Wait, I thought you said he played football?

He was a star of both the football and baseball teams at Villanova, but he liked his career outlook much better playing hardball. But you need to know the name Matt Szczur. He's a Villanova legend, not just for his exploits on the field, but off it as well.

Okay, now I'm crying.

We are too. We're only human.

How can I sign up for this Bone Marrow donor program?

Check out the Andy Talley Bone Marrow Foundation for more information, but you will absolutely have an opportunity to register on campus in the Spring. Just look for the football team volunteers, and do a quick cheek swab.

Back to football - who is on the schedule this year?

You can see the full schedule here- You're not going to go wild here, but it's important to remember that the CAA is one of the best conferences in the country at this level. Even if the names stink, the games will be good.

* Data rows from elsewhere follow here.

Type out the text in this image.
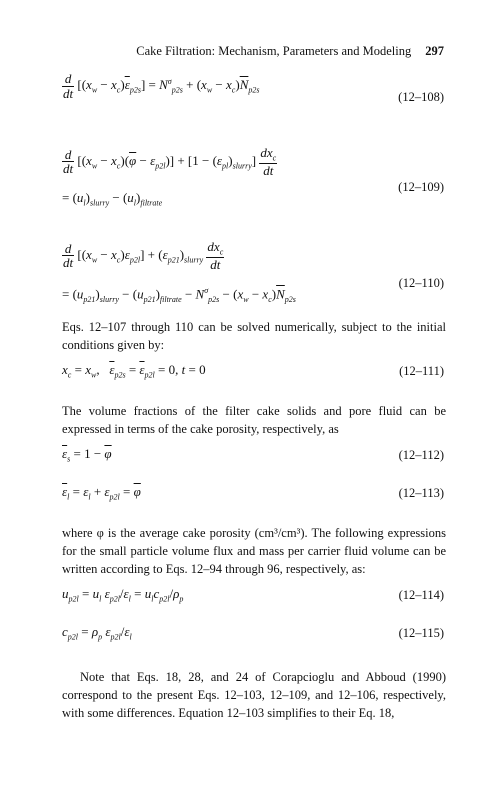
Cake Filtration: Mechanism, Parameters and Modeling 297
$\frac{d}{dt} [(x_w - x_c)\overline{\varepsilon}_{p2s}] = N^\sigma_{p2s} + (x_w - x_c)\overline{N}_{p2s}$	(12–108)
$\frac{d}{dt} [(x_w - x_c)(\overline{\varphi} - \varepsilon_{p2l})] + [1 - (\varepsilon_{pl})_{slurry}] \frac{dx_c}{dt}$
= $(u_l)_{slurry} - (u_l)_{filtrate}$
(12–109)
$\frac{d}{dt} [(x_w - x_c)\varepsilon_{p2l}] + (\varepsilon_{p21})_{slurry} \frac{dx_c}{dt}$
= $(u_{p21})_{slurry} - (u_{p21})_{filtrate} - N^\sigma_{p2s} - (x_w - x_c)\overline{N}_{p2s}$
(12–110)
Eqs. 12–107 through 110 can be solved numerically, subject to the initial conditions given by:
$x_c = x_w$,   $\overline{\varepsilon}_{p2s} = \overline{\varepsilon}_{p2l} = 0$, t = 0	(12–111)
The volume fractions of the filter cake solids and pore fluid can be expressed in terms of the cake porosity, respectively, as
$\overline{\varepsilon}_s = 1 - \overline{\varphi}$	(12–112)
$\overline{\varepsilon}_l = \varepsilon_l + \varepsilon_{p2l} = \overline{\varphi}$	(12–113)
where φ is the average cake porosity (cm³/cm³). The following expressions for the small particle volume flux and mass per carrier fluid volume can be written according to Eqs. 12–94 through 96, respectively, as:
$u_{p2l} = u_l$ $\varepsilon_{p2l}/\varepsilon_l = u_lc_{p2l}/\rho_p$	(12–114)
$c_{p2l} = \rho_p$ $\varepsilon_{p2l}/\varepsilon_l$	(12–115)
Note that Eqs. 18, 28, and 24 of Corapcioglu and Abboud (1990) correspond to the present Eqs. 12–103, 12–109, and 12–106, respectively, with some differences. Equation 12–103 simplifies to their Eq. 18,
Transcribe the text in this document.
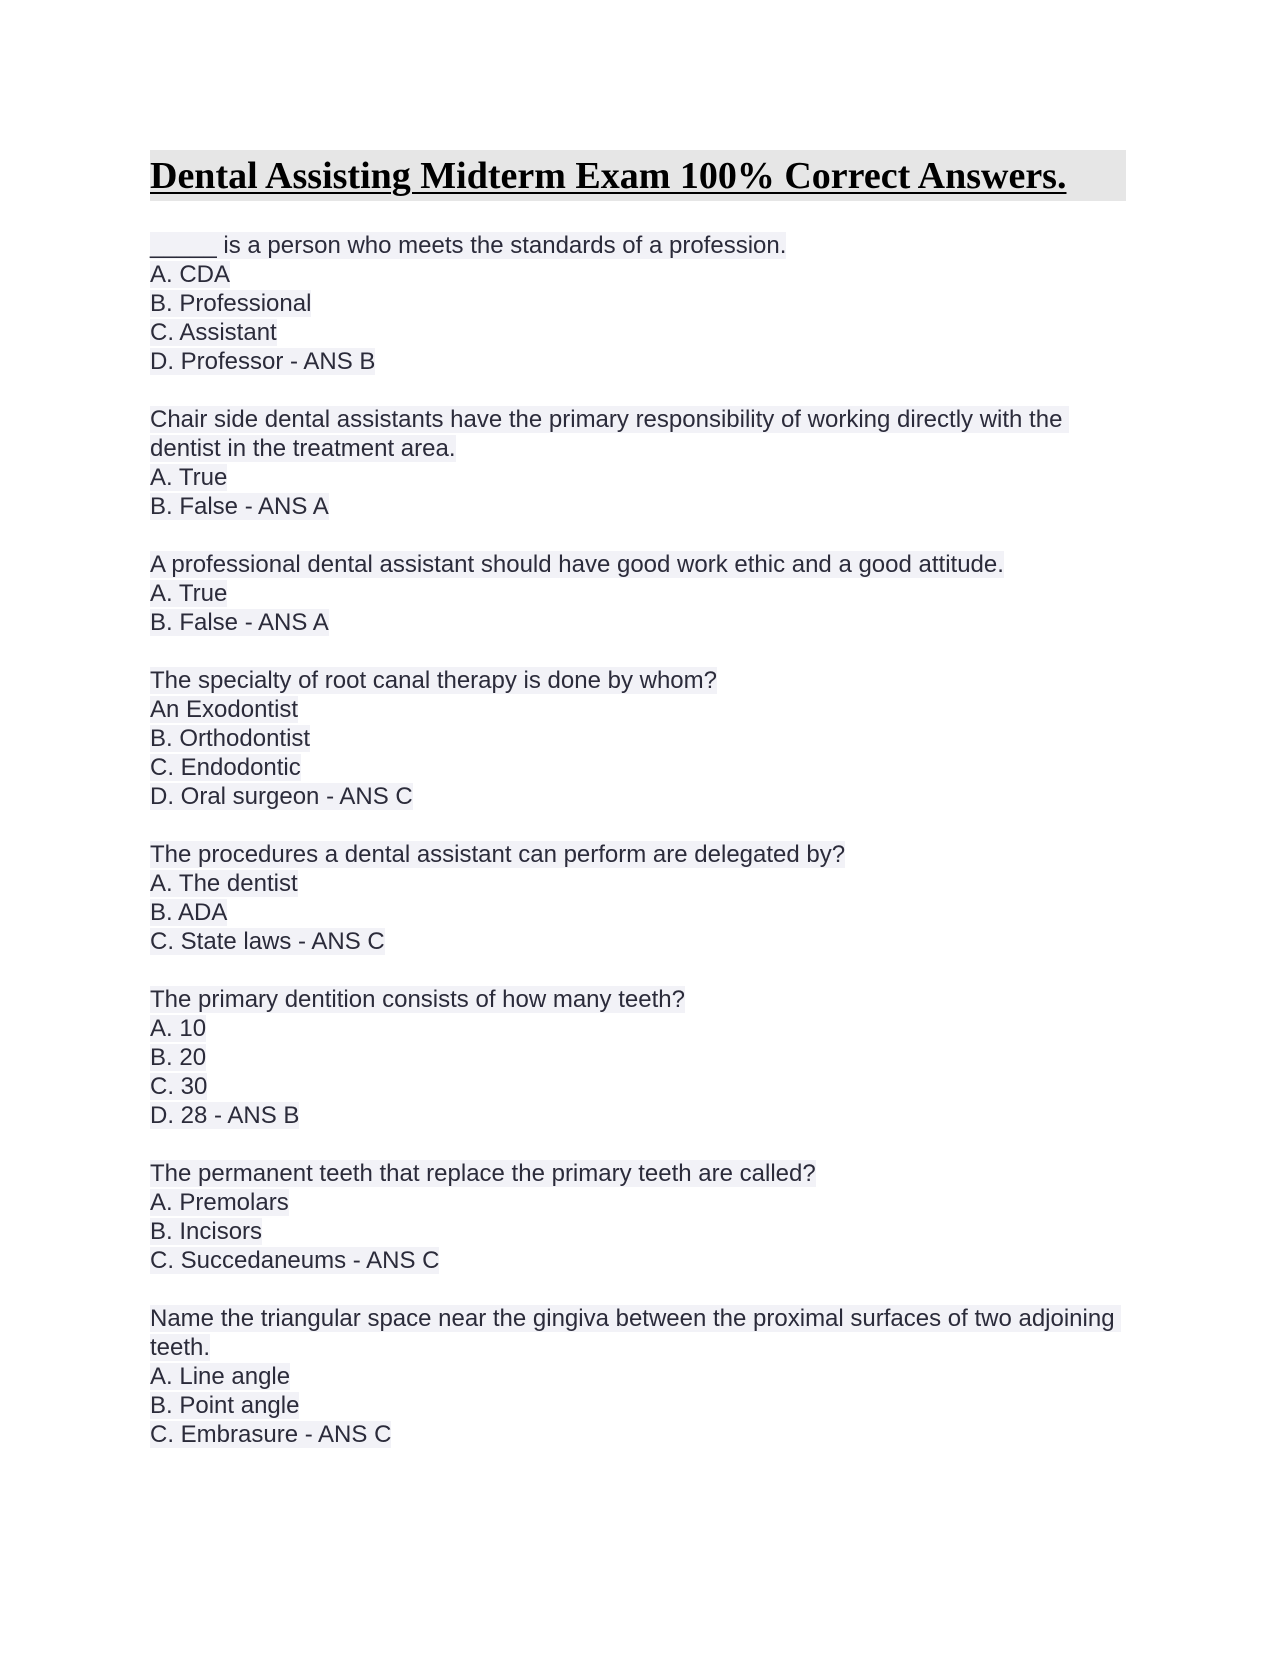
Dental Assisting Midterm Exam 100% Correct Answers.
_____ is a person who meets the standards of a profession.
A. CDA
B. Professional
C. Assistant
D. Professor - ANS B
Chair side dental assistants have the primary responsibility of working directly with the dentist in the treatment area.
A. True
B. False - ANS A
A professional dental assistant should have good work ethic and a good attitude.
A. True
B. False - ANS A
The specialty of root canal therapy is done by whom?
An Exodontist
B. Orthodontist
C. Endodontic
D. Oral surgeon - ANS C
The procedures a dental assistant can perform are delegated by?
A. The dentist
B. ADA
C. State laws - ANS C
The primary dentition consists of how many teeth?
A. 10
B. 20
C. 30
D. 28 - ANS B
The permanent teeth that replace the primary teeth are called?
A. Premolars
B. Incisors
C. Succedaneums - ANS C
Name the triangular space near the gingiva between the proximal surfaces of two adjoining teeth.
A. Line angle
B. Point angle
C. Embrasure - ANS C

Villanova opens the season at UConn, where they honestly should probably be favored to win. UConn is baaaaad, but a win over an FBS team will get the team some attention from the media, so that's fun!

After that they'll play at Top-25 Fordham before coming home to play their biggest rival, Delaware, for the home opener. It's a brutal start to the season, but we'll find out quickly if these guys are who we think they are. There are a couple more Top 25 teams on the schedule in James Madison and Richmond, so it's going to be a wild ride. Make sure you're a part of it!

Awesome! So where do I tailgate at Villanova?

Oh, if it were only that easy. Ever been to a game at Boston College? It's like that, but worse (although it's getting better). Tailgating is allowed in Pike & Main Lot, but Public Safety (oh, the fun you'll have with them) monitors it like hawks. If you're underage, it's just not worth the risk. You will get caught, even if you're with your parents.

(But hey, this is what dorm rooms are for. Or this. Wait, I didn't show you that. Sorry parents)

If you can sacrifice the booze, the Villanova Football Club runs an awesome tailgate in the lot behind Villanova Stadium (and yes, there is plenty of alcohol if you are of age). You can't miss their big tent and blaring music. We highly recommend stopping by this tailgate - worst case, you'll make a couple of awesome connections. The Football Club guys are all great, and if you're sociable, you might meet a few ex-NFL players.

I have lots of other fun stuff to do on Saturday afternoons though!

No you don't. That's a lie.

But my Dad used to make me watch Notre Dame with him on Saturdays.

Bottom line, it's okay if you want to root for Notre Dame or Penn State on your own time. Just don't be that kid who uses it as an excuse to not show your pride and support for your own school (and besides, the Football Club tailgate probably has the game on their flatscreen). There's nothing worse than the kids who wear Notre Dame, Georgetown or Syracuse shirts around campus. Except for, maybe, the kid who is wearing UNC gear.

Don't be that kid.

I'm on my way to get the lighter fluid now to burn that stuff.

Love you! Go buy some Villanova gear.